To the Brink of Collapse
It was an international monetary crisis that started in Thailand in June 1997, spread to Indonesia and Korea and then finally to Russia by August 1998. It was exactly like dominoes falling.
LTCM wasn’t a country, although it was a hedge fund as big as a country in terms of its financial footings.
I was right in the middle of that crash. I was the general counsel of that firm. I negotiated that bailout. The importance of that role is that I had a front-row seat.
I was in the conference room, in the deal room, at a big New York law firm. There were hundreds of lawyers. There were 14 banks in the LTCM bailout fund.
There were 19 other banks in a $1 billion unsecured credit facility. Included were Treasury officials, Federal Reserve officials, other government officials, Long Term Capital and our partners.
I was on point for one side of the deal and had to coordinate all that.
Wall Street Bailed out Itself
It was a $4 billion all-cash deal, which we put together in 72 hours with no due diligence. Anyone who’s raised money for his or her company or done deals can think about that and imagine how difficult it would be to get a group of banks to write you a check for $4 billion in three days.
Systematic pressure on LTCM persisted until the fund was almost broke. As Wall Street attacked the fund, they missed the fact that they were also the creditors of the fund. By breaking LTCM, they were breaking themselves. That’s when the Fed intervened and forced Wall Street to bail out the fund.
Those involved can say they bailed out Long Term Capital.
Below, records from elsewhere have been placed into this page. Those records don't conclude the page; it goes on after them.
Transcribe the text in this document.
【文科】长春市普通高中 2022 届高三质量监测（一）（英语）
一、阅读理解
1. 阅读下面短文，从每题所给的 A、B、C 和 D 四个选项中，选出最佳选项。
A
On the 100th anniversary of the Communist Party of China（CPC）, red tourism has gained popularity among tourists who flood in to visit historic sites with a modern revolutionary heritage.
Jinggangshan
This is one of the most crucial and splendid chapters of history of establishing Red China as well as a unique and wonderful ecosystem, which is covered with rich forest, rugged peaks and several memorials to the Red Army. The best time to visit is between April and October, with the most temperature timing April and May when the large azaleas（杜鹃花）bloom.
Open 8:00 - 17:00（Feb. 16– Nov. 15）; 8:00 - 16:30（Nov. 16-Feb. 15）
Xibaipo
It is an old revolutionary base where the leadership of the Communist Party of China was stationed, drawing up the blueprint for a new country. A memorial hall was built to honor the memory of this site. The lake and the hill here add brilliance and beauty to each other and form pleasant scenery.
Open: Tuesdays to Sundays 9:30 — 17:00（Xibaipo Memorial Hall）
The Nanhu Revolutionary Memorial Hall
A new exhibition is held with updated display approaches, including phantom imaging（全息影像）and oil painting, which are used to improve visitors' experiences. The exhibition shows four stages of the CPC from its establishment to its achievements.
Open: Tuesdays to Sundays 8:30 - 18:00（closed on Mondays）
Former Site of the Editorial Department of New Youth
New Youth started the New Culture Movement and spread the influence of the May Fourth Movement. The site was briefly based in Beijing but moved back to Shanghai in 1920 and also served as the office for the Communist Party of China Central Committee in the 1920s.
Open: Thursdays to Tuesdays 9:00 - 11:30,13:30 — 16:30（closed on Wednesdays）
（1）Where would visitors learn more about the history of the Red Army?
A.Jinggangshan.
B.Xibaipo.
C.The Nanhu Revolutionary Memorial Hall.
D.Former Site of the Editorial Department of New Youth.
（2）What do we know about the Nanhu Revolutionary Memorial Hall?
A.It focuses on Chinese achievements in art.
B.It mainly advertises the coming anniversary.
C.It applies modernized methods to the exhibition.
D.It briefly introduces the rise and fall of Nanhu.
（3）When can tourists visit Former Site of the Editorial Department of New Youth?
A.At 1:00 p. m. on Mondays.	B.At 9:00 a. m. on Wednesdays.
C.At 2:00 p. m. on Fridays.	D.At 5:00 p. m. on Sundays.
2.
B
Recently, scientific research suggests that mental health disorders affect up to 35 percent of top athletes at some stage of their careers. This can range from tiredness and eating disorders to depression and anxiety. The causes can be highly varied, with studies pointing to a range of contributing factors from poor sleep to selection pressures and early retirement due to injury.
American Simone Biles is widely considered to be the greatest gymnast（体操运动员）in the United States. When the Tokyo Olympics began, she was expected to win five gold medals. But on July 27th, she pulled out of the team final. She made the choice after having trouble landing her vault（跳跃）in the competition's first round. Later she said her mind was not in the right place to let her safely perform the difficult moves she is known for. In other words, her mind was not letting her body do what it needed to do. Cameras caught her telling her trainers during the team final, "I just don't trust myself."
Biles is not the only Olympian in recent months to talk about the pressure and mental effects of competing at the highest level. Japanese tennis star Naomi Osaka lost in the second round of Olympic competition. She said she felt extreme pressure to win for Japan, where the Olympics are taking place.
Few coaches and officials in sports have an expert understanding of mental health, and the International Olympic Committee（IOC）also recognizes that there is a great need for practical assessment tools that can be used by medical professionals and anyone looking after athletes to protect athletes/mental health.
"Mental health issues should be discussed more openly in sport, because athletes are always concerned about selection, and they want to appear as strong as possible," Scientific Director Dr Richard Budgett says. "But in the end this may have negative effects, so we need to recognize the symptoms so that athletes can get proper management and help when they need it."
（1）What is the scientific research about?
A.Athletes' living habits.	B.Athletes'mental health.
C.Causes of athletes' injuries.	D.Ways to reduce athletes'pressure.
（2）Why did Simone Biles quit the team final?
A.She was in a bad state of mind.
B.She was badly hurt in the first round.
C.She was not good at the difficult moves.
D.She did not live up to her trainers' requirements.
But if Long Term Capital had failed, and it was on the way to failure, $1.3 trillion of derivatives would’ve been flipped back to Wall Street.
In reality, Wall Street bailed out itself.
The panic of 2008 was an even more extreme version of 1998. We were days, if not hours, from the sequential collapse of every major bank in the world. The 2008 panic had its roots in subprime mortgages but quickly spread to debt obligations of all kinds, especially money market funds and European bank commercial paper.
Think of the dominoes again. What had happened there? You had a banking crisis. Except in 2008, Wall Street did not bail out a hedge fund; instead, the central banks bailed out Wall Street.
Systemic Risk Is Greater Than Ever
The point, again, is that today systemic risk is more dangerous than ever, and each crisis is bigger than the one before.
Remember, too-big-to-fail banks are bigger than ever, have a larger percentage of the total assets of the banking system and have much larger derivatives books.
The ability of central banks to deal with a new crisis is highly constrained by low interest rates and bloated balance sheets, which have exploded even higher in response to the pandemic.
The Fed’s balance sheet is currently about $8.5 trillion. Last March it was $4.2 trillion. In September 2008, it was under $1 trillion, so that just shows you how bloated the Fed’s balance sheet has become since the Great Financial Crisis.
The threat of contagion is a scary reminder of the hidden linkages in modern capital markets.
The conditions are in place.
But you can’t wait for the shock to occur because by then it will be too late. You won’t be able to get your money out of the market in time because it’ll be a mad rush to the exits.
The solution for investors is to have some assets outside the traditional markets and outside the banking system.